While kids rarely agree with their parents, they still run to them when things go wrong. This dynamic appears to be changing as social media use becomes more prevalent. Now the question is: Do parents still know their children?
A new report released by McAfee reveals a gap between what kids do online and what their parents believe they do online. The results were based on online interviews of 2,474 parents and children in the US.
At least 95 per cent of young people aged 10 to 23 years of age are registered with at least one social media network, with 87 per cent checking them daily. Parents and kids both agreed that social media is safe but sharing personal data also comes with risks.

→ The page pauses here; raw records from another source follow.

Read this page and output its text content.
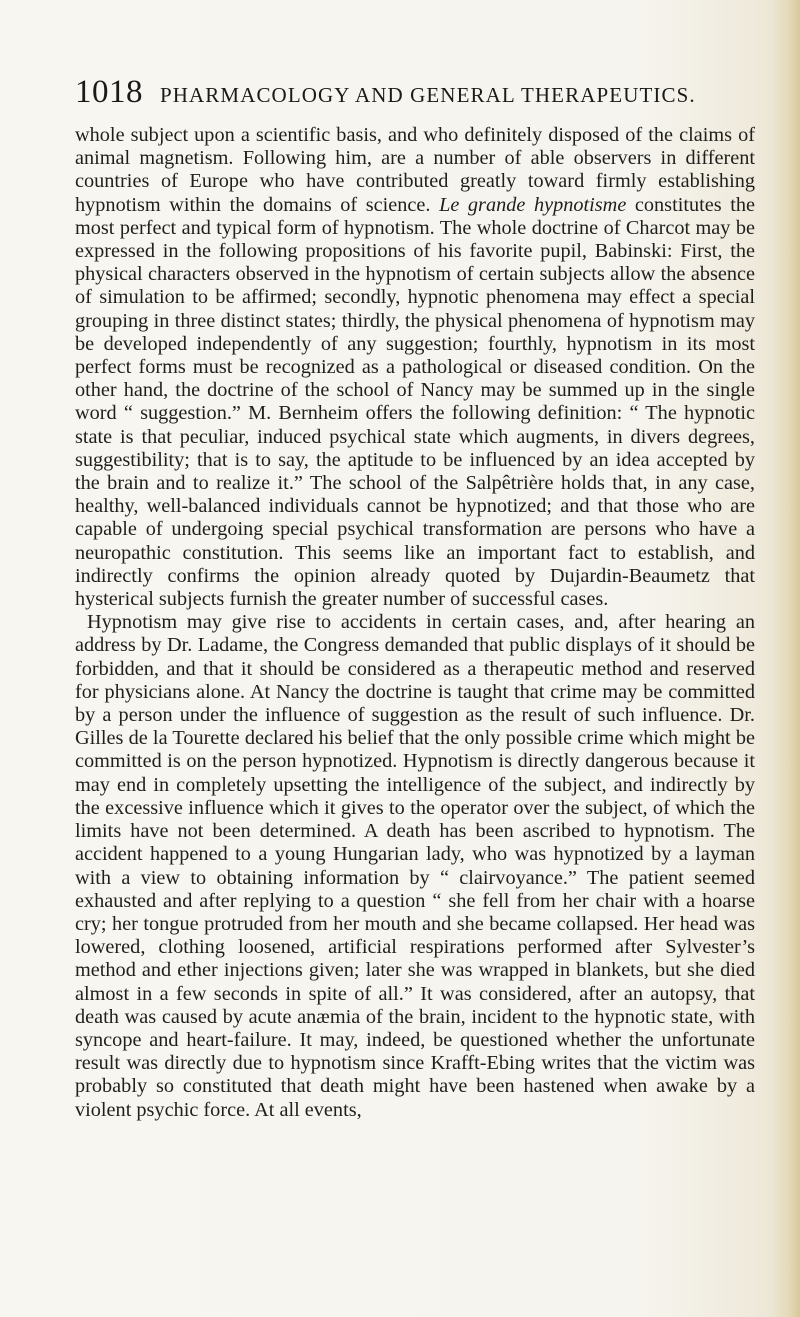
1018 PHARMACOLOGY AND GENERAL THERAPEUTICS.

whole subject upon a scientific basis, and who definitely disposed of the claims of animal magnetism. Following him, are a number of able observers in different countries of Europe who have contributed greatly toward firmly establishing hypnotism within the domains of science. Le grande hypnotisme constitutes the most perfect and typical form of hypnotism. The whole doctrine of Charcot may be expressed in the following propositions of his favorite pupil, Babinski: First, the physical characters observed in the hypnotism of certain subjects allow the absence of simulation to be affirmed; secondly, hypnotic phenomena may effect a special grouping in three distinct states; thirdly, the physical phenomena of hypnotism may be developed independently of any suggestion; fourthly, hypnotism in its most perfect forms must be recognized as a pathological or diseased condition. On the other hand, the doctrine of the school of Nancy may be summed up in the single word “ suggestion.” M. Bernheim offers the following definition: “ The hypnotic state is that peculiar, induced psychical state which augments, in divers degrees, suggestibility; that is to say, the aptitude to be influenced by an idea accepted by the brain and to realize it.” The school of the Salpêtrière holds that, in any case, healthy, well-balanced individuals cannot be hypnotized; and that those who are capable of undergoing special psychical transformation are persons who have a neuropathic constitution. This seems like an important fact to establish, and indirectly confirms the opinion already quoted by Dujardin-Beaumetz that hysterical subjects furnish the greater number of successful cases.

Hypnotism may give rise to accidents in certain cases, and, after hearing an address by Dr. Ladame, the Congress demanded that public displays of it should be forbidden, and that it should be considered as a therapeutic method and reserved for physicians alone. At Nancy the doctrine is taught that crime may be committed by a person under the influence of suggestion as the result of such influence. Dr. Gilles de la Tourette declared his belief that the only possible crime which might be committed is on the person hypnotized. Hypnotism is directly dangerous because it may end in completely upsetting the intelligence of the subject, and indirectly by the excessive influence which it gives to the operator over the subject, of which the limits have not been determined. A death has been ascribed to hypnotism. The accident happened to a young Hungarian lady, who was hypnotized by a layman with a view to obtaining information by “ clairvoyance.” The patient seemed exhausted and after replying to a question “ she fell from her chair with a hoarse cry; her tongue protruded from her mouth and she became collapsed. Her head was lowered, clothing loosened, artificial respirations performed after Sylvester’s method and ether injections given; later she was wrapped in blankets, but she died almost in a few seconds in spite of all.” It was considered, after an autopsy, that death was caused by acute anæmia of the brain, incident to the hypnotic state, with syncope and heart-failure. It may, indeed, be questioned whether the unfortunate result was directly due to hypnotism since Krafft-Ebing writes that the victim was probably so constituted that death might have been hastened when awake by a violent psychic force. At all events,
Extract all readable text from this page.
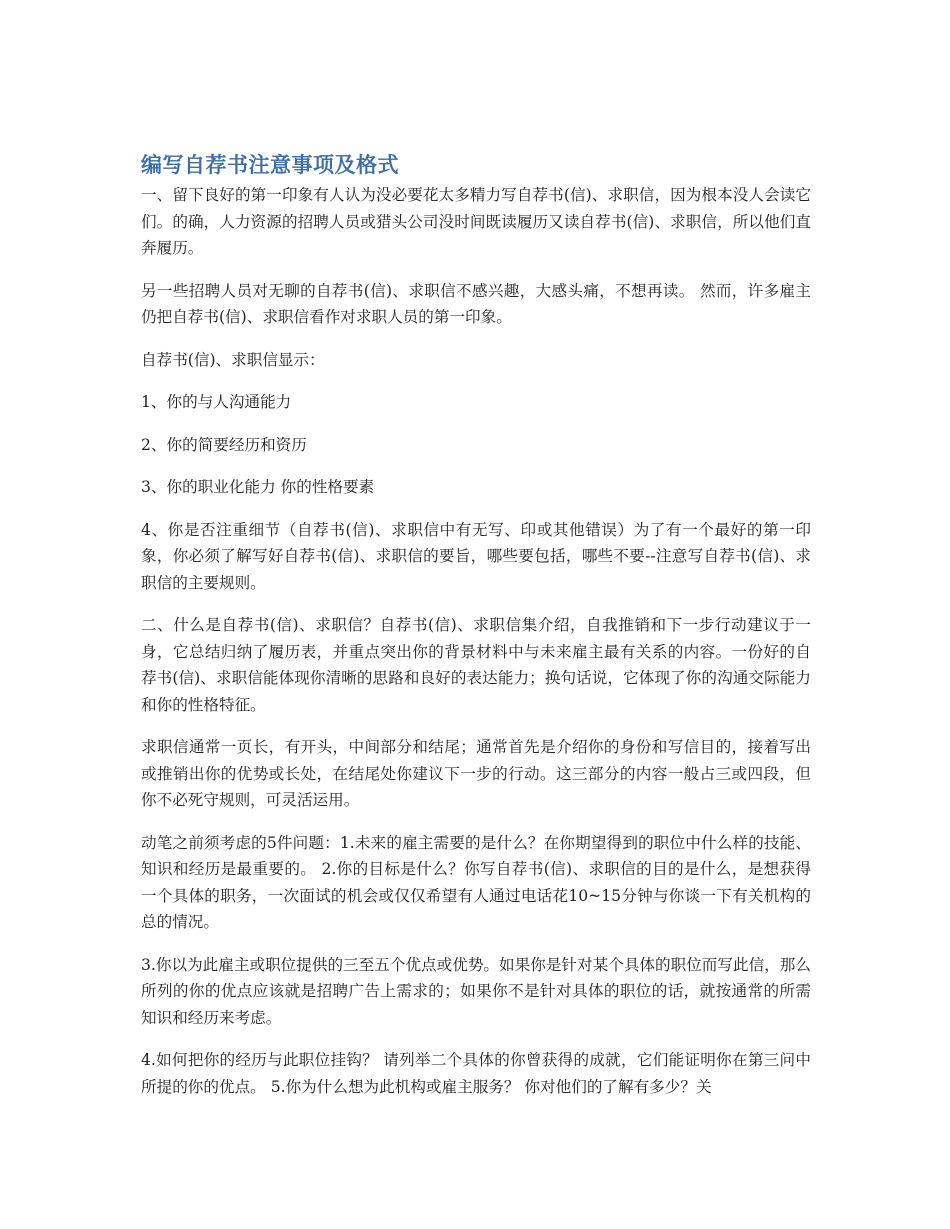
编写自荐书注意事项及格式

一、留下良好的第一印象有人认为没必要花太多精力写自荐书(信)、求职信，因为根本没人会读它们。的确，人力资源的招聘人员或猎头公司没时间既读履历又读自荐书(信)、求职信，所以他们直奔履历。

另一些招聘人员对无聊的自荐书(信)、求职信不感兴趣，大感头痛，不想再读。 然而，许多雇主仍把自荐书(信)、求职信看作对求职人员的第一印象。

自荐书(信)、求职信显示：

1、你的与人沟通能力

2、你的简要经历和资历

3、你的职业化能力 你的性格要素

4、你是否注重细节（自荐书(信)、求职信中有无写、印或其他错误）为了有一个最好的第一印象，你必须了解写好自荐书(信)、求职信的要旨，哪些要包括，哪些不要--注意写自荐书(信)、求职信的主要规则。

二、什么是自荐书(信)、求职信？自荐书(信)、求职信集介绍，自我推销和下一步行动建议于一身，它总结归纳了履历表，并重点突出你的背景材料中与未来雇主最有关系的内容。一份好的自荐书(信)、求职信能体现你清晰的思路和良好的表达能力；换句话说，它体现了你的沟通交际能力和你的性格特征。

求职信通常一页长，有开头，中间部分和结尾；通常首先是介绍你的身份和写信目的，接着写出或推销出你的优势或长处，在结尾处你建议下一步的行动。这三部分的内容一般占三或四段，但你不必死守规则，可灵活运用。

动笔之前须考虑的5件问题：1.未来的雇主需要的是什么？在你期望得到的职位中什么样的技能、知识和经历是最重要的。 2.你的目标是什么？你写自荐书(信)、求职信的目的是什么，是想获得一个具体的职务，一次面试的机会或仅仅希望有人通过电话花10~15分钟与你谈一下有关机构的总的情况。

3.你以为此雇主或职位提供的三至五个优点或优势。如果你是针对某个具体的职位而写此信，那么所列的你的优点应该就是招聘广告上需求的；如果你不是针对具体的职位的话，就按通常的所需知识和经历来考虑。

4.如何把你的经历与此职位挂钩？ 请列举二个具体的你曾获得的成就，它们能证明你在第三问中所提的你的优点。 5.你为什么想为此机构或雇主服务？ 你对他们的了解有多少？关
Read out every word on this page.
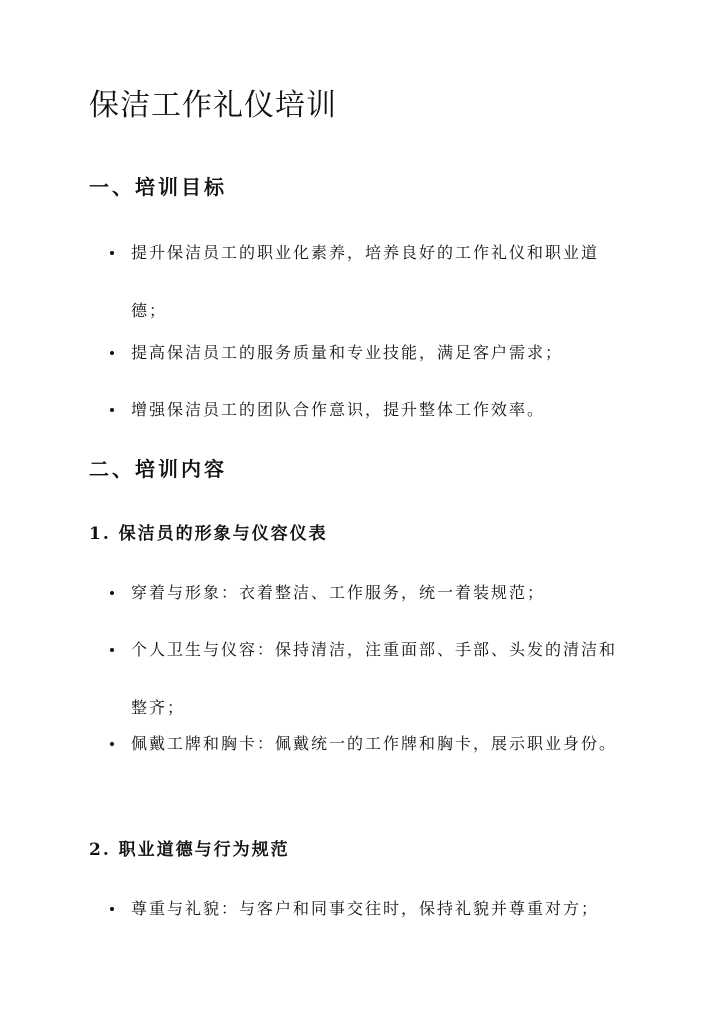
保洁工作礼仪培训
一、培训目标
提升保洁员工的职业化素养，培养良好的工作礼仪和职业道德；
提高保洁员工的服务质量和专业技能，满足客户需求；
增强保洁员工的团队合作意识，提升整体工作效率。
二、培训内容
1. 保洁员的形象与仪容仪表
穿着与形象：衣着整洁、工作服务，统一着装规范；
个人卫生与仪容：保持清洁，注重面部、手部、头发的清洁和整齐；
佩戴工牌和胸卡：佩戴统一的工作牌和胸卡，展示职业身份。
2. 职业道德与行为规范
尊重与礼貌：与客户和同事交往时，保持礼貌并尊重对方；
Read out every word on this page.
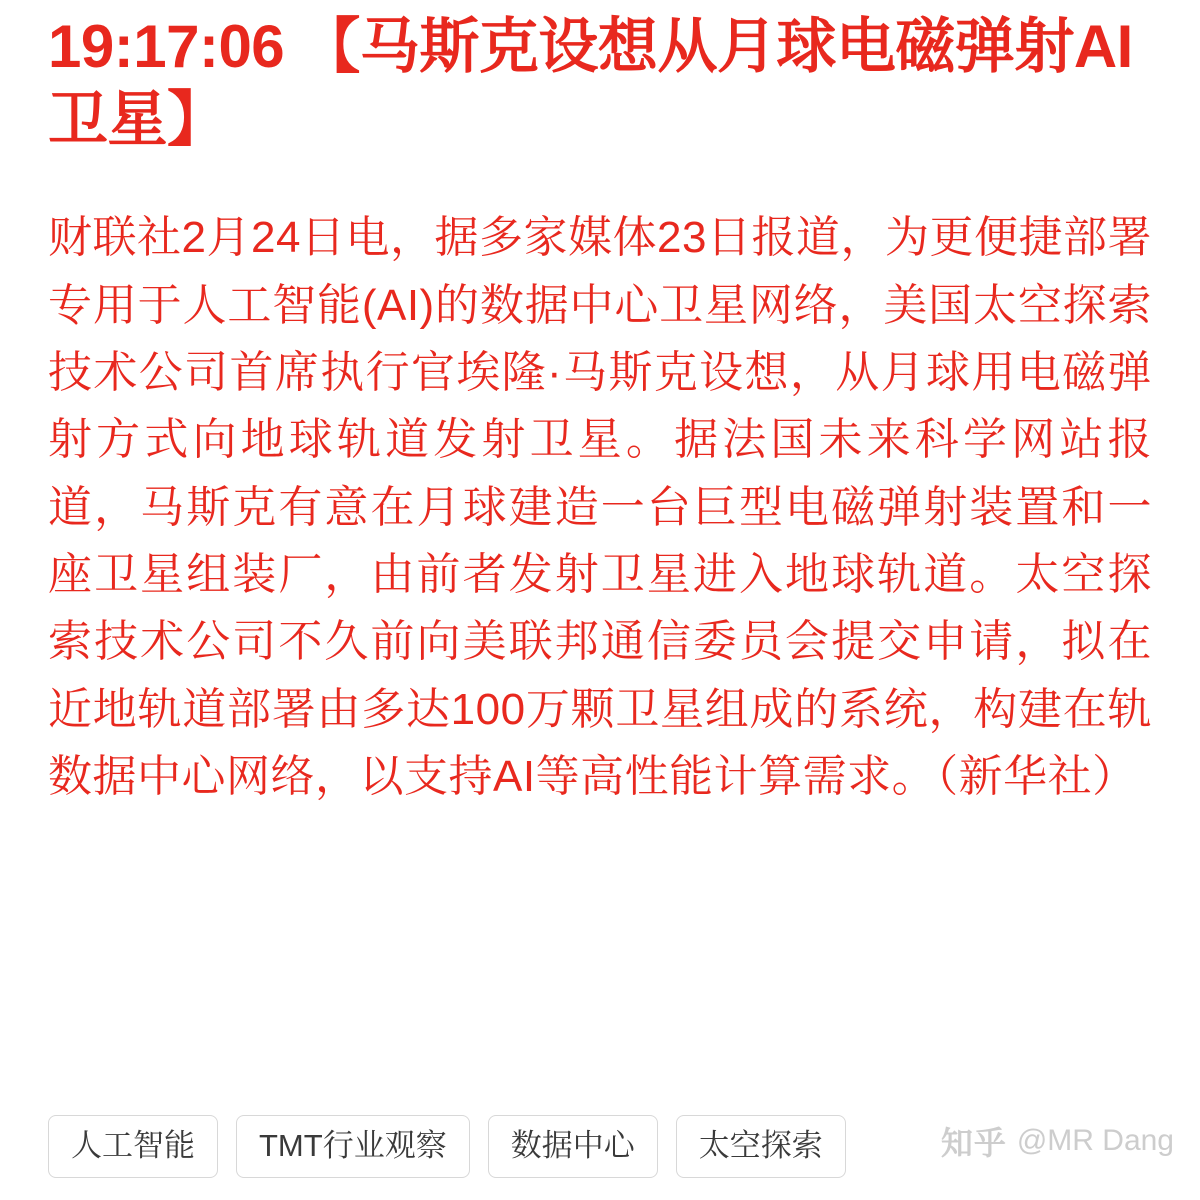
19:17:06 【马斯克设想从月球电磁弹射AI卫星】

财联社2月24日电，据多家媒体23日报道，为更便捷部署专用于人工智能(AI)的数据中心卫星网络，美国太空探索技术公司首席执行官埃隆·马斯克设想，从月球用电磁弹射方式向地球轨道发射卫星。据法国未来科学网站报道，马斯克有意在月球建造一台巨型电磁弹射装置和一座卫星组装厂，由前者发射卫星进入地球轨道。太空探索技术公司不久前向美联邦通信委员会提交申请，拟在近地轨道部署由多达100万颗卫星组成的系统，构建在轨数据中心网络，以支持AI等高性能计算需求。（新华社）

人工智能	TMT行业观察	数据中心	太空探索	知乎 @MR Dang
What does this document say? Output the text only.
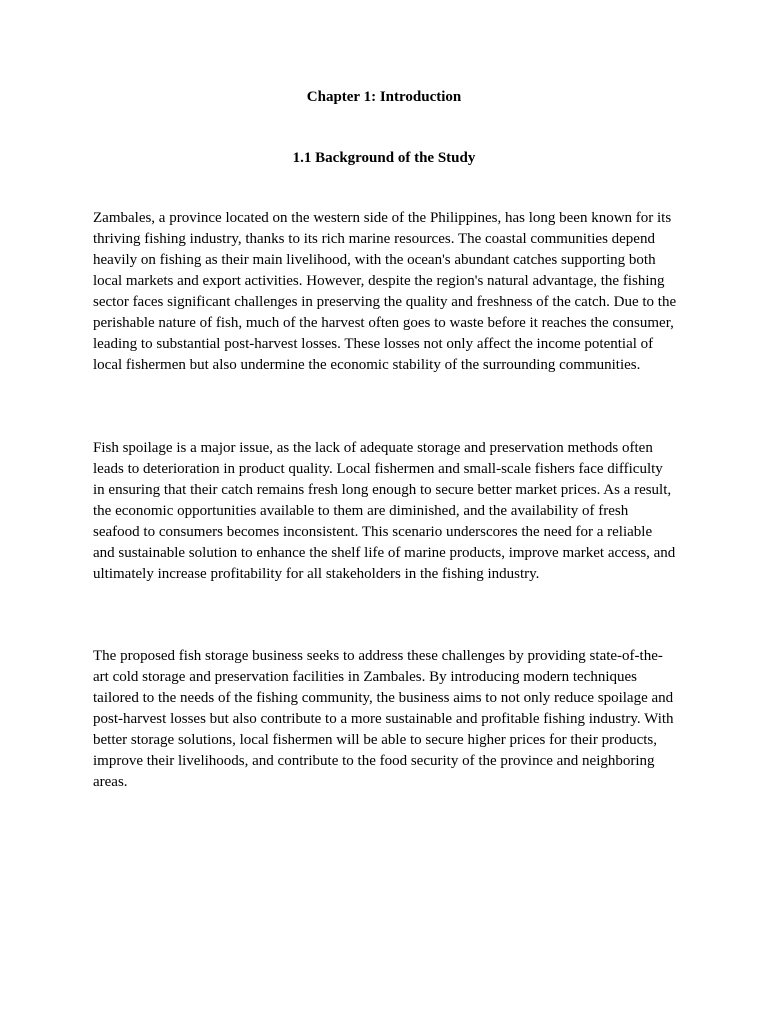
Chapter 1: Introduction
1.1 Background of the Study

Zambales, a province located on the western side of the Philippines, has long been known for its thriving fishing industry, thanks to its rich marine resources. The coastal communities depend heavily on fishing as their main livelihood, with the ocean's abundant catches supporting both local markets and export activities. However, despite the region's natural advantage, the fishing sector faces significant challenges in preserving the quality and freshness of the catch. Due to the perishable nature of fish, much of the harvest often goes to waste before it reaches the consumer, leading to substantial post-harvest losses. These losses not only affect the income potential of local fishermen but also undermine the economic stability of the surrounding communities.

Fish spoilage is a major issue, as the lack of adequate storage and preservation methods often leads to deterioration in product quality. Local fishermen and small-scale fishers face difficulty in ensuring that their catch remains fresh long enough to secure better market prices. As a result, the economic opportunities available to them are diminished, and the availability of fresh seafood to consumers becomes inconsistent. This scenario underscores the need for a reliable and sustainable solution to enhance the shelf life of marine products, improve market access, and ultimately increase profitability for all stakeholders in the fishing industry.

The proposed fish storage business seeks to address these challenges by providing state-of-the-art cold storage and preservation facilities in Zambales. By introducing modern techniques tailored to the needs of the fishing community, the business aims to not only reduce spoilage and post-harvest losses but also contribute to a more sustainable and profitable fishing industry. With better storage solutions, local fishermen will be able to secure higher prices for their products, improve their livelihoods, and contribute to the food security of the province and neighboring areas.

However, some of the actual activities of the children surveyed were found to be different from their parents’ perceptions.
For example, only 49 per cent of parents think their kids post photos online when in reality, 66 per cent of them do. Also, 49 per cent of young people said they indicate their school’s name in their account while only 31 per cent of parents think that they do.
There is also a wide gap between the actual and perceived number of kids that post their email address: 50 per cent versus 17 per cent. It is also alarming that only 12 per cent of parents are aware that their kids post intimate information when 32 per cent admitted doing so.
Moreover, 13 per cent of kids admitted being a victim of cruel behaviour online but only six per cent of parents knew about it.
While children face various issues online, many parents said they lack either the time or the skills to check on their children’s online behaviour. As such, the study recommends that parents guide their children in order to cultivate their personalities in the online world.